I'm not equipped to go after Bostrom on Bayesian level. (Julia, however is! ) But,Katja Grace in your link launches an oddly diffident attack to regain the following ground: "You either have to accept that someone else might exist when you do not, or you have to define ‘yourself’ as something that always exists... Either way, changing definitions doesn’t change the evidence. Observing that you are alive tells you more than learning that ‘someone is alive’."
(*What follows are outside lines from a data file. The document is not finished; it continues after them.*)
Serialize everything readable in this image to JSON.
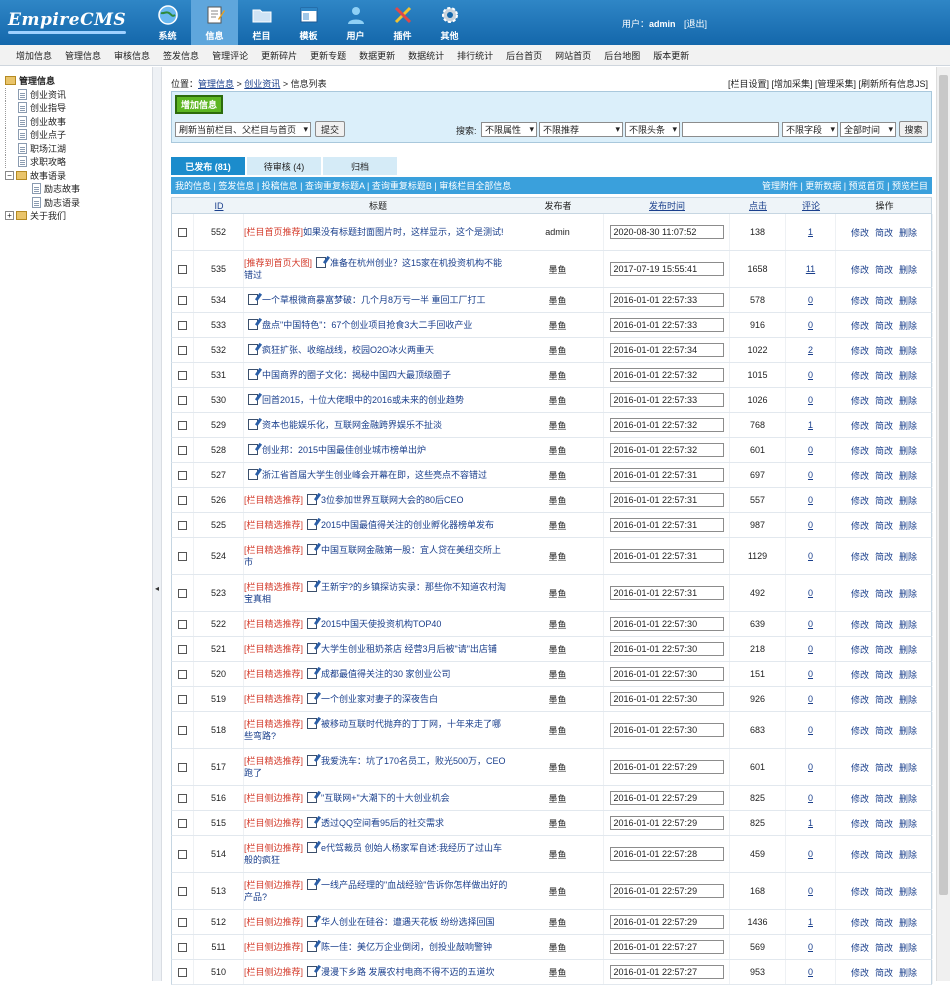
{
  "app": {
    "logo": "EmpireCMS"
  },
  "nav": [
    {
      "label": "系统",
      "icon": "globe-icon"
    },
    {
      "label": "信息",
      "icon": "document-edit-icon"
    },
    {
      "label": "栏目",
      "icon": "folder-icon"
    },
    {
      "label": "模板",
      "icon": "template-window-icon"
    },
    {
      "label": "用户",
      "icon": "user-icon"
    },
    {
      "label": "插件",
      "icon": "tools-icon"
    },
    {
      "label": "其他",
      "icon": "gear-icon"
    }
  ],
  "user": {
    "prefix": "用户：",
    "name": "admin",
    "logout": "[退出]"
  },
  "subnav": [
    "增加信息",
    "管理信息",
    "审核信息",
    "签发信息",
    "管理评论",
    "更新碎片",
    "更新专题",
    "数据更新",
    "数据统计",
    "排行统计",
    "后台首页",
    "网站首页",
    "后台地图",
    "版本更新"
  ],
  "tree": {
    "root": "管理信息",
    "items": [
      "创业资讯",
      "创业指导",
      "创业故事",
      "创业点子",
      "职场江湖",
      "求职攻略"
    ],
    "folder": "故事语录",
    "subitems": [
      "励志故事",
      "励志语录"
    ],
    "last": "关于我们"
  },
  "breadcrumb": {
    "prefix": "位置：",
    "a": "管理信息",
    "sep": " > ",
    "b": "创业资讯",
    "c": "信息列表"
  },
  "toplinks": "[栏目设置] [增加采集] [管理采集] [刷新所有信息JS]",
  "toolbar": {
    "add_label": "增加信息",
    "refresh_select": "刷新当前栏目、父栏目与首页",
    "submit": "提交",
    "search_label": "搜索:",
    "attr_select": "不限属性",
    "recommend_select": "不限推荐",
    "headline_select": "不限头条",
    "field_select": "不限字段",
    "time_select": "全部时间",
    "search_button": "搜索"
  },
  "tabs": [
    "已发布 (81)",
    "待审核 (4)",
    "归档"
  ],
  "bluebar": {
    "left": "我的信息 | 签发信息 | 投稿信息 | 查询重复标题A | 查询重复标题B | 审核栏目全部信息",
    "right": "管理附件 | 更新数据 | 预览首页 | 预览栏目"
  },
  "columns": {
    "id": "ID",
    "title": "标题",
    "publisher": "发布者",
    "time": "发布时间",
    "clicks": "点击",
    "comments": "评论",
    "ops": "操作"
  },
  "ops": [
    "修改",
    "简改",
    "删除"
  ],
  "rows": [
    {
      "id": "552",
      "tag": "[栏目首页推荐]",
      "icon": false,
      "title": "如果没有标题封面图片时，这样显示，这个是测试!",
      "pub": "admin",
      "time": "2020-08-30 11:07:52",
      "clicks": "138",
      "comments": "1",
      "h": 2
    },
    {
      "id": "535",
      "tag": "[推荐到首页大图]",
      "icon": true,
      "title": "准备在杭州创业？这15家在机投资机构不能错过",
      "pub": "墨鱼",
      "time": "2017-07-19 15:55:41",
      "clicks": "1658",
      "comments": "11",
      "h": 2
    },
    {
      "id": "534",
      "tag": "",
      "icon": true,
      "title": "一个草根微商暴富梦破：几个月8万亏一半 重回工厂打工",
      "pub": "墨鱼",
      "time": "2016-01-01 22:57:33",
      "clicks": "578",
      "comments": "0",
      "h": 1
    },
    {
      "id": "533",
      "tag": "",
      "icon": true,
      "title": "盘点\"中国特色\"：67个创业项目抢食3大二手回收产业",
      "pub": "墨鱼",
      "time": "2016-01-01 22:57:33",
      "clicks": "916",
      "comments": "0",
      "h": 1
    },
    {
      "id": "532",
      "tag": "",
      "icon": true,
      "title": "疯狂扩张、收缩战线，校园O2O冰火两重天",
      "pub": "墨鱼",
      "time": "2016-01-01 22:57:34",
      "clicks": "1022",
      "comments": "2",
      "h": 1
    },
    {
      "id": "531",
      "tag": "",
      "icon": true,
      "title": "中国商界的圈子文化：揭秘中国四大最顶级圈子",
      "pub": "墨鱼",
      "time": "2016-01-01 22:57:32",
      "clicks": "1015",
      "comments": "0",
      "h": 1
    },
    {
      "id": "530",
      "tag": "",
      "icon": true,
      "title": "回首2015，十位大佬眼中的2016或未来的创业趋势",
      "pub": "墨鱼",
      "time": "2016-01-01 22:57:33",
      "clicks": "1026",
      "comments": "0",
      "h": 1
    },
    {
      "id": "529",
      "tag": "",
      "icon": true,
      "title": "资本也能娱乐化，互联网金融跨界娱乐不扯淡",
      "pub": "墨鱼",
      "time": "2016-01-01 22:57:32",
      "clicks": "768",
      "comments": "1",
      "h": 1
    },
    {
      "id": "528",
      "tag": "",
      "icon": true,
      "title": "创业邦：2015中国最佳创业城市榜单出炉",
      "pub": "墨鱼",
      "time": "2016-01-01 22:57:32",
      "clicks": "601",
      "comments": "0",
      "h": 1
    },
    {
      "id": "527",
      "tag": "",
      "icon": true,
      "title": "浙江省首届大学生创业峰会开幕在即，这些亮点不容错过",
      "pub": "墨鱼",
      "time": "2016-01-01 22:57:31",
      "clicks": "697",
      "comments": "0",
      "h": 1
    },
    {
      "id": "526",
      "tag": "[栏目精选推荐]",
      "icon": true,
      "title": "3位参加世界互联网大会的80后CEO",
      "pub": "墨鱼",
      "time": "2016-01-01 22:57:31",
      "clicks": "557",
      "comments": "0",
      "h": 1
    },
    {
      "id": "525",
      "tag": "[栏目精选推荐]",
      "icon": true,
      "title": "2015中国最值得关注的创业孵化器榜单发布",
      "pub": "墨鱼",
      "time": "2016-01-01 22:57:31",
      "clicks": "987",
      "comments": "0",
      "h": 1
    },
    {
      "id": "524",
      "tag": "[栏目精选推荐]",
      "icon": true,
      "title": "中国互联网金融第一股：宜人贷在美纽交所上市",
      "pub": "墨鱼",
      "time": "2016-01-01 22:57:31",
      "clicks": "1129",
      "comments": "0",
      "h": 2
    },
    {
      "id": "523",
      "tag": "[栏目精选推荐]",
      "icon": true,
      "title": "王新宇?的乡镇探访实录：那些你不知道农村淘宝真相",
      "pub": "墨鱼",
      "time": "2016-01-01 22:57:31",
      "clicks": "492",
      "comments": "0",
      "h": 2
    },
    {
      "id": "522",
      "tag": "[栏目精选推荐]",
      "icon": true,
      "title": "2015中国天使投资机构TOP40",
      "pub": "墨鱼",
      "time": "2016-01-01 22:57:30",
      "clicks": "639",
      "comments": "0",
      "h": 1
    },
    {
      "id": "521",
      "tag": "[栏目精选推荐]",
      "icon": true,
      "title": "大学生创业租奶茶店 经营3月后被\"请\"出店铺",
      "pub": "墨鱼",
      "time": "2016-01-01 22:57:30",
      "clicks": "218",
      "comments": "0",
      "h": 1
    },
    {
      "id": "520",
      "tag": "[栏目精选推荐]",
      "icon": true,
      "title": "成都最值得关注的30 家创业公司",
      "pub": "墨鱼",
      "time": "2016-01-01 22:57:30",
      "clicks": "151",
      "comments": "0",
      "h": 1
    },
    {
      "id": "519",
      "tag": "[栏目精选推荐]",
      "icon": true,
      "title": "一个创业家对妻子的深夜告白",
      "pub": "墨鱼",
      "time": "2016-01-01 22:57:30",
      "clicks": "926",
      "comments": "0",
      "h": 1
    },
    {
      "id": "518",
      "tag": "[栏目精选推荐]",
      "icon": true,
      "title": "被移动互联时代抛弃的丁丁网，十年来走了哪些弯路?",
      "pub": "墨鱼",
      "time": "2016-01-01 22:57:30",
      "clicks": "683",
      "comments": "0",
      "h": 2
    },
    {
      "id": "517",
      "tag": "[栏目精选推荐]",
      "icon": true,
      "title": "我爱洗车：坑了170名员工，败光500万，CEO跑了",
      "pub": "墨鱼",
      "time": "2016-01-01 22:57:29",
      "clicks": "601",
      "comments": "0",
      "h": 2
    },
    {
      "id": "516",
      "tag": "[栏目侧边推荐]",
      "icon": true,
      "title": "\"互联网+\"大潮下的十大创业机会",
      "pub": "墨鱼",
      "time": "2016-01-01 22:57:29",
      "clicks": "825",
      "comments": "0",
      "h": 1
    },
    {
      "id": "515",
      "tag": "[栏目侧边推荐]",
      "icon": true,
      "title": "透过QQ空间看95后的社交需求",
      "pub": "墨鱼",
      "time": "2016-01-01 22:57:29",
      "clicks": "825",
      "comments": "1",
      "h": 1
    },
    {
      "id": "514",
      "tag": "[栏目侧边推荐]",
      "icon": true,
      "title": "e代驾裁员 创始人杨家军自述:我经历了过山车般的疯狂",
      "pub": "墨鱼",
      "time": "2016-01-01 22:57:28",
      "clicks": "459",
      "comments": "0",
      "h": 2
    },
    {
      "id": "513",
      "tag": "[栏目侧边推荐]",
      "icon": true,
      "title": "一线产品经理的\"血战经验\"告诉你怎样做出好的产品?",
      "pub": "墨鱼",
      "time": "2016-01-01 22:57:29",
      "clicks": "168",
      "comments": "0",
      "h": 2
    },
    {
      "id": "512",
      "tag": "[栏目侧边推荐]",
      "icon": true,
      "title": "华人创业在硅谷：遭遇天花板 纷纷选择回国",
      "pub": "墨鱼",
      "time": "2016-01-01 22:57:29",
      "clicks": "1436",
      "comments": "1",
      "h": 1
    },
    {
      "id": "511",
      "tag": "[栏目侧边推荐]",
      "icon": true,
      "title": "陈一佳：美亿万企业倒闭，创投业敲响警钟",
      "pub": "墨鱼",
      "time": "2016-01-01 22:57:27",
      "clicks": "569",
      "comments": "0",
      "h": 1
    },
    {
      "id": "510",
      "tag": "[栏目侧边推荐]",
      "icon": true,
      "title": "漫漫下乡路 发展农村电商不得不迈的五道坎",
      "pub": "墨鱼",
      "time": "2016-01-01 22:57:27",
      "clicks": "953",
      "comments": "0",
      "h": 1
    }
  ]
}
I think Bostrom is too smart for his own good. He is too comfortable taking a God's eye view of many worlds, and drawing conclusions that are untenable. And they are, after all, questions that time will tell. Some day we will or we won't be transhumans. Some day, we will or we won't experience doomsday. Some day, the simulators will or won't reveal that it was a simulation. Until then, Bostrom's celebrity notwithstanding, I'll take him at his own calculation. He says there is only a 20% chance we are in a simulation. Thanks, but I will personally not take up that bong. An 80% confidence level is actually pretty high for me in terms of all the practical concerns of my life.
(Continued)
ReplyDeleteSecond, regarding James' position in "The Will to Believe", he says, in opposition to Clifford, that one is at liberty to believe some proposition when the evidence does not make believing that proposition to be more likely true than false if and only if (1) the proposition is "momentous" -- i.e. very important -- in a way that one must take a stance one way or another (here James lumps positive atheism in with agnosticism or mere abstention from belief); (2) the proposition must be a live option -- that is, the proposition must genuinely be the center of intellectually honest assessment and consideration; (3) the proposition must be of a type that it is not implausible that probative evidence for it to be discovered / had *after* first believing.
Obviously, James thinks certain religious beliefs (not, e.g., beliefs in Olympian gods) are promising candidates for satisfying (1) - (3). Of course, after closer analysis, James' position proves to be untenable, but it is a seminal read nonetheless.